Le divorce politique au sein du camp de la rupture est-il en train d’être acté ? La création annoncée du futur parti politique du Président Bassirou Diomaye Faye provoque un véritable séisme à Dakar, ouvrant une guerre ouverte entre deux figures majeures de la mouvance présidentielle : le Premier ministre Ousmane Sonko, leader de Pastef, et Aminata Touré, désignée à la tête de la Task force chargée de bâtir le nouvel appareil du chef de l’État.
Dans une interview explosive accordée au journal L’Observateur, l’ancienne Première ministre a brisé le silence.

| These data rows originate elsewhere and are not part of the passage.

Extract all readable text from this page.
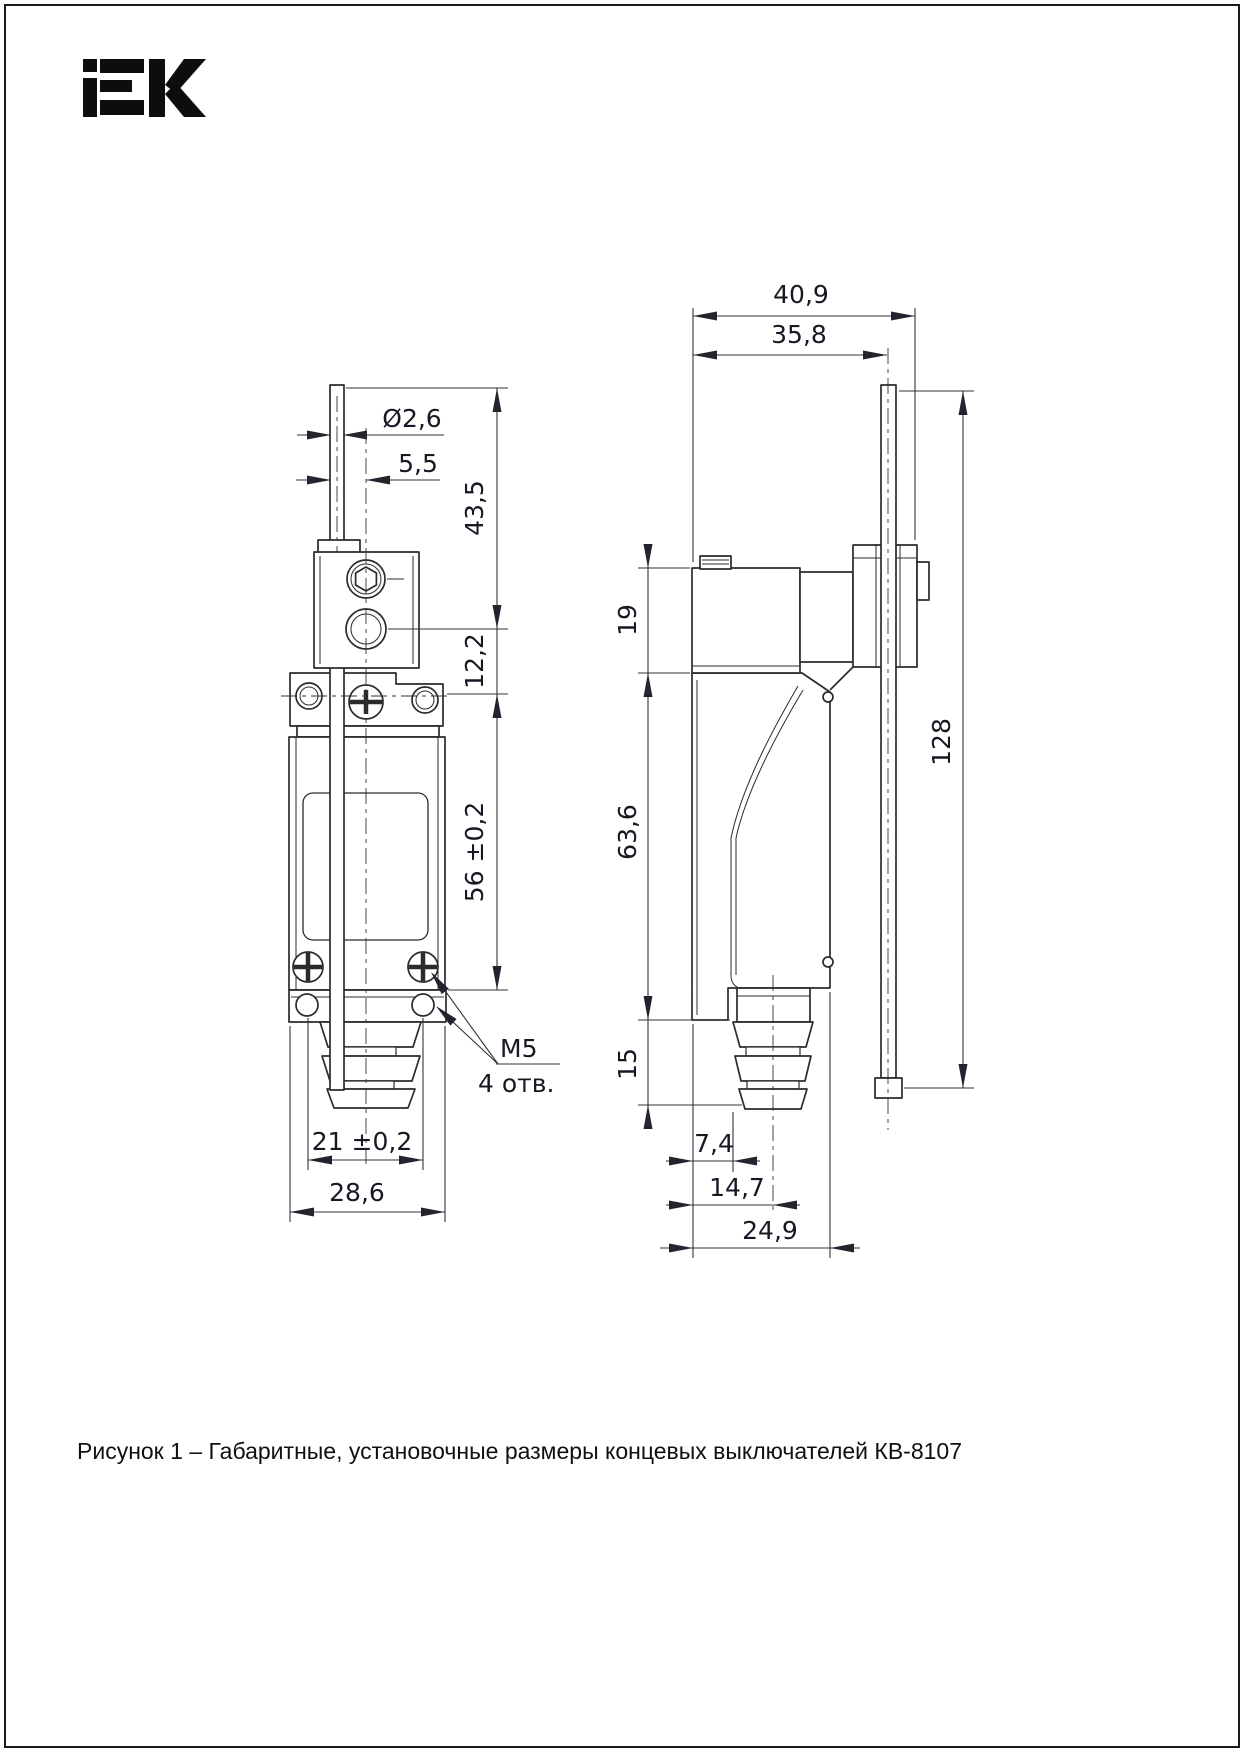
Ø2,6
5,5
43,5
12,2
56 ±0,2
М5
4 отв.
21 ±0,2
28,6
40,9
35,8
19
63,6
15
7,4
14,7
24,9
128
Рисунок 1 – Габаритные, установочные размеры концевых выключателей КВ-8107
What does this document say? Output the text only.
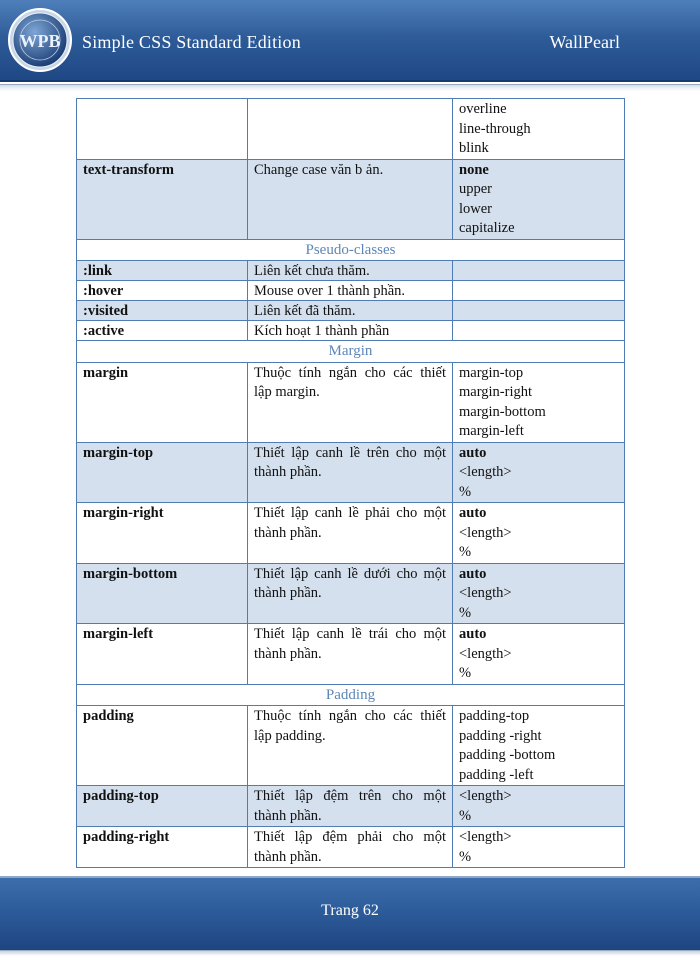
WPB Simple CSS Standard Edition	WallPearl

		overline
line-through
blink

text-transform	Change case văn b ản.	none
upper
lower
capitalize

Pseudo-classes		
:link	Liên kết chưa thăm.	
:hover	Mouse over 1 thành phần.	
:visited	Liên kết đã thăm.	
:active	Kích hoạt 1 thành phần	
Margin		
margin	Thuộc tính ngắn cho các thiết lập margin.	margin-top
margin-right
margin-bottom
margin-left

margin-top	Thiết lập canh lề trên cho một thành phần.	auto
<length>
%

margin-right	Thiết lập canh lề phải cho một thành phần.	auto
<length>
%

margin-bottom	Thiết lập canh lề dưới cho một thành phần.	auto
<length>
%

margin-left	Thiết lập canh lề trái cho một thành phần.	auto
<length>
%

Padding		
padding	Thuộc tính ngắn cho các thiết lập padding.	padding-top
padding -right
padding -bottom
padding -left

padding-top	Thiết lập đệm trên cho một thành phần.	<length>
%

padding-right	Thiết lập đệm phải cho một thành phần.	<length>
%
Trang 62
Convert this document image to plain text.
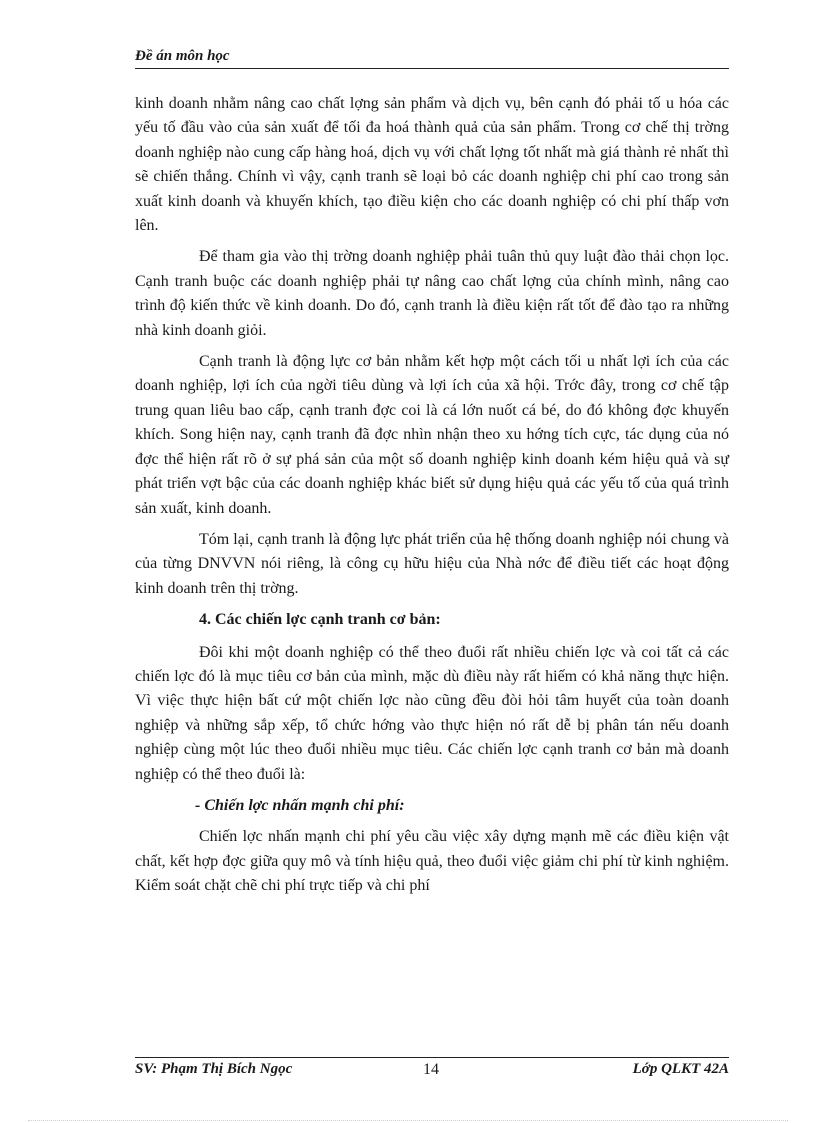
Đề án môn học

kinh doanh nhằm nâng cao chất lợng sản phẩm và dịch vụ, bên cạnh đó phải tố u hóa các yếu tố đầu vào của sản xuất để tối đa hoá thành quả của sản phẩm. Trong cơ chế thị trờng doanh nghiệp nào cung cấp hàng hoá, dịch vụ với chất lợng tốt nhất mà giá thành rẻ nhất thì sẽ chiến thắng. Chính vì vậy, cạnh tranh sẽ loại bỏ các doanh nghiệp chi phí cao trong sản xuất kinh doanh và khuyến khích, tạo điều kiện cho các doanh nghiệp có chi phí thấp vơn lên.

Để tham gia vào thị trờng doanh nghiệp phải tuân thủ quy luật đào thải chọn lọc. Cạnh tranh buộc các doanh nghiệp phải tự nâng cao chất lợng của chính mình, nâng cao trình độ kiến thức về kinh doanh. Do đó, cạnh tranh là điều kiện rất tốt để đào tạo ra những nhà kinh doanh giỏi.

Cạnh tranh là động lực cơ bản nhằm kết hợp một cách tối u nhất lợi ích của các doanh nghiệp, lợi ích của ngời tiêu dùng và lợi ích của xã hội. Trớc đây, trong cơ chế tập trung quan liêu bao cấp, cạnh tranh đợc coi là cá lớn nuốt cá bé, do đó không đợc khuyến khích. Song hiện nay, cạnh tranh đã đợc nhìn nhận theo xu hớng tích cực, tác dụng của nó đợc thể hiện rất rõ ở sự phá sản của một số doanh nghiệp kinh doanh kém hiệu quả và sự phát triển vợt bậc của các doanh nghiệp khác biết sử dụng hiệu quả các yếu tố của quá trình sản xuất, kinh doanh.

Tóm lại, cạnh tranh là động lực phát triển của hệ thống doanh nghiệp nói chung và của từng DNVVN nói riêng, là công cụ hữu hiệu của Nhà nớc để điều tiết các hoạt động kinh doanh trên thị trờng.

4. Các chiến lợc cạnh tranh cơ bản:

Đôi khi một doanh nghiệp có thể theo đuổi rất nhiều chiến lợc và coi tất cả các chiến lợc đó là mục tiêu cơ bản của mình, mặc dù điều này rất hiếm có khả năng thực hiện. Vì việc thực hiện bất cứ một chiến lợc nào cũng đều đòi hỏi tâm huyết của toàn doanh nghiệp và những sắp xếp, tổ chức hớng vào thực hiện nó rất dễ bị phân tán nếu doanh nghiệp cùng một lúc theo đuổi nhiều mục tiêu. Các chiến lợc cạnh tranh cơ bản mà doanh nghiệp có thể theo đuổi là:

- Chiến lợc nhấn mạnh chi phí:

Chiến lợc nhấn mạnh chi phí yêu cầu việc xây dựng mạnh mẽ các điều kiện vật chất, kết hợp đợc giữa quy mô và tính hiệu quả, theo đuổi việc giảm chi phí từ kinh nghiệm. Kiểm soát chặt chẽ chi phí trực tiếp và chi phí

SV: Phạm Thị Bích Ngọc	14	Lớp QLKT 42A
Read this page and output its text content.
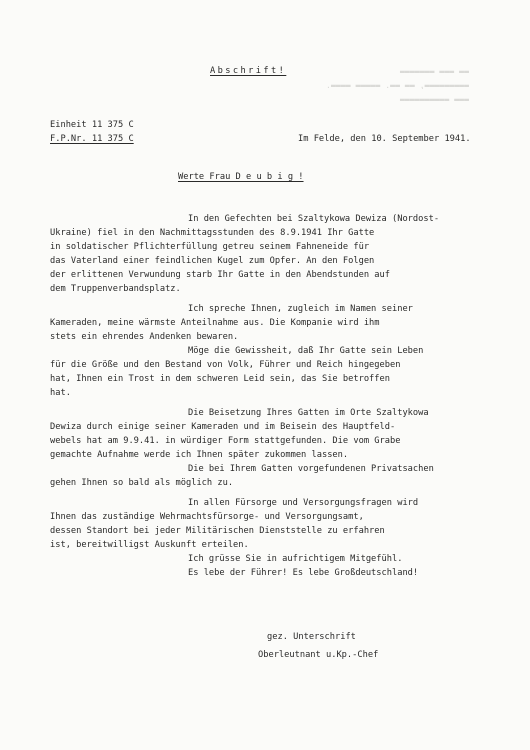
▬▬ ▬▬▬ ▬▬▬▬▬▬▬
▬▬▬▬▬▬▬▬▬, ▬▬ ▬▬. ▬▬▬▬▬ ▬▬▬▬.
▬▬▬ ▬▬▬▬▬▬▬▬▬▬
Abschrift!
Einheit 11 375 C
F.P.Nr. 11 375 C	Im Felde, den 10. September 1941.
Werte Frau D e u b i g !
In den Gefechten bei Szaltykowa Dewiza (Nordost-
Ukraine) fiel in den Nachmittagsstunden des 8.9.1941 Ihr Gatte
in soldatischer Pflichterfüllung getreu seinem Fahneneide für
das Vaterland einer feindlichen Kugel zum Opfer. An den Folgen
der erlittenen Verwundung starb Ihr Gatte in den Abendstunden auf
dem Truppenverbandsplatz.
Ich spreche Ihnen, zugleich im Namen seiner
Kameraden, meine wärmste Anteilnahme aus. Die Kompanie wird ihm
stets ein ehrendes Andenken bewaren.
Möge die Gewissheit, daß Ihr Gatte sein Leben
für die Größe und den Bestand von Volk, Führer und Reich hingegeben
hat, Ihnen ein Trost in dem schweren Leid sein, das Sie betroffen
hat.
Die Beisetzung Ihres Gatten im Orte Szaltykowa
Dewiza durch einige seiner Kameraden und im Beisein des Hauptfeld-
webels hat am 9.9.41. in würdiger Form stattgefunden. Die vom Grabe
gemachte Aufnahme werde ich Ihnen später zukommen lassen.
Die bei Ihrem Gatten vorgefundenen Privatsachen
gehen Ihnen so bald als möglich zu.
In allen Fürsorge und Versorgungsfragen wird
Ihnen das zuständige Wehrmachtsfürsorge- und Versorgungsamt,
dessen Standort bei jeder Militärischen Dienststelle zu erfahren
ist, bereitwilligst Auskunft erteilen.
Ich grüsse Sie in aufrichtigem Mitgefühl.
Es lebe der Führer! Es lebe Großdeutschland!
gez. Unterschrift
Oberleutnant u.Kp.-Chef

Entre défense rigoureuse de la légitimité présidentielle, recadrage de l’opposition (APR) et réplique cinglante aux critiques venues de Pastef, « Mimi » Touré assume une ligne de confrontation directe.
⚡ 1. La réplique cash à Ousmane Sonko sur le référendum
Alors qu’Ousmane Sonko aurait qualifié la création de ce parti présidentiel de « distraction politique » tout en émettant des réserves sur la nécessité d’une consultation populaire, Aminata Touré a riposté sans détour.
Le recadrage d’Aminata Touré : « Le référendum aura lieu et il le sait bien. »
Pour légitimer le recours direct au peuple plutôt qu’au vote parlementaire, la présidente de la Task force a sorti la calculette politique et s’est appuyée sur les chiffres des dernières élections législatives :
- La réalité des chiffres : Mimi Touré rappelle que la liste Pastef a engrangé 1 991 770 voix sur un corps électoral de 7 371 890 inscrits, soit 27 % de l’électorat global.
- Le refus du fait accompli : Pour elle, la majorité mécanique des 130 députés de Pastef à l’Assemblée nationale ne peut pas s’arroger le droit de modifier seule le régime constitutionnel du Sénégal sans consulter le peuple.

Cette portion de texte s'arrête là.